O poilão é uma árvore sagrada para os guineenses, habitada pelos irãs ou espíritos superiores, sendo um elemento de grande importância para a compreensão do papel do pensamento mágico na vida e na cultura, ainda hoje, dos nossos amigos da Guiné. Espero que eles saibam defender e preservar os seus belos poilões, verdadeiros monumentos vivos, do mundo vegetal, que nos fascinaram, quando lá chegámos... Não imagino a Guiné, as suas tabancas, sem os seus frondosos poilões... Oxalá os guineenses saibam defender o seu país e o seu património, as suas raízes, a sua identidade, dos novos colonialistas, internos e externos, que, quais predadores, farejam o lucro imediato e fácil que é o abate das árvores de grande porte... Não sei se é o caso do poilão. De qualquer modo, é preciso sensibilizar os guineenses mais jovens para a importância decisiva que tem já o ambiente para o futuro de todos nós, a começar pelos guineenses, hoje teoricamente donos do seu destino... (LG)
Foto: © Carlos Fortunato (2007). Direitos reservados.
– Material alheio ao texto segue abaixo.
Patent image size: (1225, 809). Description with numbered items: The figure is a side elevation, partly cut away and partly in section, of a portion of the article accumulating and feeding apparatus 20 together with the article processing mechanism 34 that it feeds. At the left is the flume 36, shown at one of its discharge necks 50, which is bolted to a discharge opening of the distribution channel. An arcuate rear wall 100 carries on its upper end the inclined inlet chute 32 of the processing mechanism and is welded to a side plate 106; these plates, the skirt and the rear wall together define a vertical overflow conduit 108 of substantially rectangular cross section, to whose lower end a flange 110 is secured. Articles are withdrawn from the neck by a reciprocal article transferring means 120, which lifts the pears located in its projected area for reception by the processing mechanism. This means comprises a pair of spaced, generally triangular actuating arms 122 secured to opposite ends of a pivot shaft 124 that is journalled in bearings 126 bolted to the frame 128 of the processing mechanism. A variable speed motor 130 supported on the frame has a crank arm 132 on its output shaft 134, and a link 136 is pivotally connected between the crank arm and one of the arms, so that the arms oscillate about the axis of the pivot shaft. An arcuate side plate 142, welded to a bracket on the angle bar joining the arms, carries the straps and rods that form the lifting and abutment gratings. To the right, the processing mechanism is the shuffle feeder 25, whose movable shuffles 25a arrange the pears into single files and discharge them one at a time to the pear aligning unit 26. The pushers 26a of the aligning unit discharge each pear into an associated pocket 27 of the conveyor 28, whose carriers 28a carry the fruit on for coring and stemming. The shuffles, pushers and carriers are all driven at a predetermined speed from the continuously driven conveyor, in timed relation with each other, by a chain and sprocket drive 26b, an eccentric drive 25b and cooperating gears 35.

1. Texto do Joaquim Luís Mendes Gomes, ex-Alf Mil da CCAÇ 728, Os Palmeirins (Como, Cachil, Catió, 1964/66) (1), enviado em 5 de Abril de 2007:
Caríssimo Luís: Acabaram-se as crónicas (1)... Aqui vai mais um texto para publicares, se o entenderes. J.L. Mendes Gomes
Comentário de L.G.: Um ternura! Volta, temos saudades das tuas crónicas! E já agora esclarece a minha dúvida: embondeiro (termo que não se usava na Guiné no meu tempo, sim em Angola e em Moçambique) ou poilão ?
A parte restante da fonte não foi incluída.